Financing for off-grid renewable energy companies continues to grow. Last month, DBL Partners led a $25 million round in Off Grid Electric, signaling an increasing interest from private investors and traditional venture capitalists in the space.
Still, investments from governments and development banks are crucial. And there has been no shortage of announcements in this area.
The U.S. federal government's development institution, the Overseas Private Investment Corporation, recently committed $15 million to off-grid power provider Txtlight Power, which operates as Lumos.
The funds from OPIC will allow Lumos to scale up its pay-as-you-go clean power offering. The Amsterdam-based company brings together solar panels, indoor energy storage and a connection unit so that people can pay for power as they need it via text message. The company is partnered with Nigeria's largest telecom company, MTN.
OPIC also provided early support to Off Grid Electric, the company supported by DBL and SolarCity.
Speaking at a SunEdison event earlier this year, Diana Jensen, senior manager of renewable energy at OPIC, noted that her organization is focused on high-impact investments.
“Everyone thinks it's about the volume of money. But it's about the right type of capital at the right time.” she said. “And culture matters even more than technology.”
The $15 million to Lumos is OPIC's largest investment in the off-grid power sector in Africa to date.
There are an estimated 1.3 billion people globally without access to modern power and at least another 1 billion with unreliable grid access.
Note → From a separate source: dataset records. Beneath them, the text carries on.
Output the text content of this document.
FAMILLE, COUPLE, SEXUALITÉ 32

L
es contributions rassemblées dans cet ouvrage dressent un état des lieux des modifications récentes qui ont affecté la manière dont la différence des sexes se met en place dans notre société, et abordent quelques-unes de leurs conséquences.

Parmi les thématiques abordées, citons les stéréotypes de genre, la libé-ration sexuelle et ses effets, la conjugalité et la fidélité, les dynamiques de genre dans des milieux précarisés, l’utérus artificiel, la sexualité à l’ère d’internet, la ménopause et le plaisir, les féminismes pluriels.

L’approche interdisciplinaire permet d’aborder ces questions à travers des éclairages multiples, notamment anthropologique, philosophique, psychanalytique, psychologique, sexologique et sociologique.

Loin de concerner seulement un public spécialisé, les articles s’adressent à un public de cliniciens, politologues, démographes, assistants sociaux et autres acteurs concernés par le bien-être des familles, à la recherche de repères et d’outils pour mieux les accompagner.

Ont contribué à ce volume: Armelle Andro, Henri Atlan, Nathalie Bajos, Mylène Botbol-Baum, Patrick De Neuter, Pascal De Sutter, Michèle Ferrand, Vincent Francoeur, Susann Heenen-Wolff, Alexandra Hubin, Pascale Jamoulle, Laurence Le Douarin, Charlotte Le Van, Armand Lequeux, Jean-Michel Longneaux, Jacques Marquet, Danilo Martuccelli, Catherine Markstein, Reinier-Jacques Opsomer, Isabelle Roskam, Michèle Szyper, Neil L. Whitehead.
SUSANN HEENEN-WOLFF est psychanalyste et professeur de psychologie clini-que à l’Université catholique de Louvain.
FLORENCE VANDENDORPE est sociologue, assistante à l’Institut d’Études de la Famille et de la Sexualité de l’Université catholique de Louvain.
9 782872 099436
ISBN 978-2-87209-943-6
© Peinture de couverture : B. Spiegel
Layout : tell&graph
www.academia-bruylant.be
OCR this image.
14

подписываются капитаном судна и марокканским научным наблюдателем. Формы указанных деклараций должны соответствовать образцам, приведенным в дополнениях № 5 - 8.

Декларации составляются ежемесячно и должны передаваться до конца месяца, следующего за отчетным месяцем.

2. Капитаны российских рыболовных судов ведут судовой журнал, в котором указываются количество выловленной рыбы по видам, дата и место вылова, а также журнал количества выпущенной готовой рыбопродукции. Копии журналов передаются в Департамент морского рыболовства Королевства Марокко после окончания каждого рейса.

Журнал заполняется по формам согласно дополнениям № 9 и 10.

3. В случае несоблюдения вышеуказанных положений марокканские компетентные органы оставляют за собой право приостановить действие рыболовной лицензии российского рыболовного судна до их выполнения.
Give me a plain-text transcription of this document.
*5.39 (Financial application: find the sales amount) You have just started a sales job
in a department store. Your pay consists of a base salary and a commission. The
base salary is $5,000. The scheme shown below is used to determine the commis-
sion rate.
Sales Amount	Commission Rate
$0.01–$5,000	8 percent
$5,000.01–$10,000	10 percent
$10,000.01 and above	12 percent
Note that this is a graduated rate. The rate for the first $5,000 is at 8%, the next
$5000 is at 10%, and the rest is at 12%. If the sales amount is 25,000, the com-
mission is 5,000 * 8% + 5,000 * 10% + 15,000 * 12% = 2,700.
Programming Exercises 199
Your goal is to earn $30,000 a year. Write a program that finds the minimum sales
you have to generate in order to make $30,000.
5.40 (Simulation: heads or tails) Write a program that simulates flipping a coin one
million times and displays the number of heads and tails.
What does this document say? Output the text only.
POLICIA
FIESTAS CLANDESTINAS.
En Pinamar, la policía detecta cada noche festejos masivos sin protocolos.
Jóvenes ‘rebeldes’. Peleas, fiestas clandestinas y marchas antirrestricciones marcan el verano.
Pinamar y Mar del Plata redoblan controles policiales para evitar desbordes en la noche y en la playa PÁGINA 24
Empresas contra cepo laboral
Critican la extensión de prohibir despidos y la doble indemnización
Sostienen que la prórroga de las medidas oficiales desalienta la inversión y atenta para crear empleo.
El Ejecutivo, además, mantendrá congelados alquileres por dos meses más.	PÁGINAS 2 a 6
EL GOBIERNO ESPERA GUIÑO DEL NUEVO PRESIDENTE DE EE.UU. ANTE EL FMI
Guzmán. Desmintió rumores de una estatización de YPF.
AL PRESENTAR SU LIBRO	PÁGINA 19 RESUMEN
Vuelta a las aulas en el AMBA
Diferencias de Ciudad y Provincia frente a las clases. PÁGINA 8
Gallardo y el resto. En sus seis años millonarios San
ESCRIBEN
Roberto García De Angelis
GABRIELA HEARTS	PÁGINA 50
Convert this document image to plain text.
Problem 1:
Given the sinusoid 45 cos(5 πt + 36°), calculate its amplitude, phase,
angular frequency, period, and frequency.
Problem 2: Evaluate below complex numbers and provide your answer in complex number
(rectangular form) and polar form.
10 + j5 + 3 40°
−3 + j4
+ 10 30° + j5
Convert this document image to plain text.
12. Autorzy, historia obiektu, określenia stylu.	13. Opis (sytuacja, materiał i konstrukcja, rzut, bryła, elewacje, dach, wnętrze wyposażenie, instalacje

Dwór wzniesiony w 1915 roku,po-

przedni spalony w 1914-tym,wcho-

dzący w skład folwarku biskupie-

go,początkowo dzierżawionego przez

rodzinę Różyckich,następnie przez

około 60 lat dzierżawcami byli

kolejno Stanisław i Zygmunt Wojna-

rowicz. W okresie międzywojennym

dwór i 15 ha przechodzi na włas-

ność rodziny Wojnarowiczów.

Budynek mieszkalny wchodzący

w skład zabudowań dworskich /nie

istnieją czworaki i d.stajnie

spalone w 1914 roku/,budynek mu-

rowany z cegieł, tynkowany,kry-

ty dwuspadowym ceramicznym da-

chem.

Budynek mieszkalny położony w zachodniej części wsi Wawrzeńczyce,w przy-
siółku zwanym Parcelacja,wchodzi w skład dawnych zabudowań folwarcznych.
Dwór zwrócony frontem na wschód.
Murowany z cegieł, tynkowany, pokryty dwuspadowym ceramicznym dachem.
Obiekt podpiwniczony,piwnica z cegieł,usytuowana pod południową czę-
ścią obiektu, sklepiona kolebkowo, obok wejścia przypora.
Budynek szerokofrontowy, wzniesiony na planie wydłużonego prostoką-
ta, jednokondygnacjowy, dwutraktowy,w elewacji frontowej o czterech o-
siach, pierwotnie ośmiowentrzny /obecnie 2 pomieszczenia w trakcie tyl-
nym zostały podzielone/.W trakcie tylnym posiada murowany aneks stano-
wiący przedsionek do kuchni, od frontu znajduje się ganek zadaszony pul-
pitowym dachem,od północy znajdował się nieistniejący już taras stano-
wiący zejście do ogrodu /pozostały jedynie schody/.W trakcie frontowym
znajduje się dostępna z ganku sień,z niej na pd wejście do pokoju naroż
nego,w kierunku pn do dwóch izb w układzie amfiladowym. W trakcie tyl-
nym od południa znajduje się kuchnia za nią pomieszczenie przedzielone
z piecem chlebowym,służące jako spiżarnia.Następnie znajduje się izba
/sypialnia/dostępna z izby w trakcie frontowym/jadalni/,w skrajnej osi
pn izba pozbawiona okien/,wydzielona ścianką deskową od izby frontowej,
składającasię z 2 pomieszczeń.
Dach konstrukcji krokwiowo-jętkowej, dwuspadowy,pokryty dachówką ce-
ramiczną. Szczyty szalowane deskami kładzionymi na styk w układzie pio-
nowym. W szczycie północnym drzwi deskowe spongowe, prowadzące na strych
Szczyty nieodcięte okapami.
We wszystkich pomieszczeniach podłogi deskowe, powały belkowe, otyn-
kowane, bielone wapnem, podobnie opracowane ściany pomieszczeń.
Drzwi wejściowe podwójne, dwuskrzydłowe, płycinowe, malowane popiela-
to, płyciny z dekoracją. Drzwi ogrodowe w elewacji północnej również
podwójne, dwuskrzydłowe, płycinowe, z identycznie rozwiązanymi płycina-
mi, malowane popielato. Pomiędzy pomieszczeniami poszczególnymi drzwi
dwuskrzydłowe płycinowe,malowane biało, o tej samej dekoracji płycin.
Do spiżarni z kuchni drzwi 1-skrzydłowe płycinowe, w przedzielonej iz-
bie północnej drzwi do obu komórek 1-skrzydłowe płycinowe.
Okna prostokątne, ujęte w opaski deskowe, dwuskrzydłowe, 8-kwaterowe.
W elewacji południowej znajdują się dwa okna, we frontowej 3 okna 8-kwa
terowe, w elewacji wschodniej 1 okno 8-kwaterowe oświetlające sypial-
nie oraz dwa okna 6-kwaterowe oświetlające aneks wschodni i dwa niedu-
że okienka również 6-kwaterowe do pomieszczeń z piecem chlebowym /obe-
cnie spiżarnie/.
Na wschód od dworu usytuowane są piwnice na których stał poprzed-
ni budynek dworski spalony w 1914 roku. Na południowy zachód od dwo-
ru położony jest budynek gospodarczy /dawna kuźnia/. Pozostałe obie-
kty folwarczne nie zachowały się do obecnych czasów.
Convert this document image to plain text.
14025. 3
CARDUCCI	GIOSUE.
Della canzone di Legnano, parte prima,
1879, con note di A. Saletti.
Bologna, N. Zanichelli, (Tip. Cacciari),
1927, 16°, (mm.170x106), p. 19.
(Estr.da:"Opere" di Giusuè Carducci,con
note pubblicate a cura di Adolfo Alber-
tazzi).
The U.S. government has pledged more money for off-grid energy investments through other mechanisms such as its Power Africa aid effort. USAID just announced a new $75 million loan guarantee to scale up off-grid investment in sub-Saharan Africa.
Additionally, the Millennium Challenge Corporation recently announced it will provide $46 million for off-grid electrification in Benin. It is MCC's largest off-grid investment and will support technology and policy reform. The aid organization is investing a total of $375 million in Benin, including solar, thermal and hydro generation and distribution infrastructure in the West African country.
Not to be left out of the effort, the U.K. government announced its Energy Africa campaign this month, which will provide investment to off-grid energy companies, accelerate the deployment of solar, and work on regulatory barriers for clean energy access in Africa.
As a starting point, the U.K. committed £1 million ($1.5 million) to Power for All, an organization that works with the private and public sector in a dozen African countries to enable distributed clean-energy access.
In many countries, however, there is emerging government support for distributed solutions. In Tanzania, for instance, the government has chosen Off Grid Electric to power 1 million homes by 2017. Benin, Bangladesh and Kenya are developing standards for off-grid appliances. The sale of small-scale solar products in Africa has swelled in five years from 40,000 to nearly 7.5 million in 2014.
To help countries further develop standards and products, the U.S. Department of Energy is providing incentives to accelerate the global off-grid appliance market and support for product testing and standards development through its Global Lighting and Energy Access Partnership (Global LEAP).
As governments provide support, impact investors are increasingly interested in this market. Angaza recently raised $4 million to scale up its pay-as-you-go electricity model. The Social Entrepreneurs' Fund led the round.
Instead of providing just solar lanterns or solar panels, Angaza's pay-as-you-go technology can be embedded in a range of off-grid clean energy products. The communications chip allows for the product to be turned on and off based on mobile payments, essentially creating a prepaid metering system. Micropayments could lead to a fourfold increase in sales for distributors of clean energy products. The San Francisco-based startup has operations in various African countries as well as Pakistan and India.
The Global Off-Grid Lighting Association estimates today's off-grid solar market at $300 million annually. That's still a fraction of what is spent on lighting generally in developing countries. The 1.3 billion who have no access to electricity spend an estimated $30 billion annually on kerosene.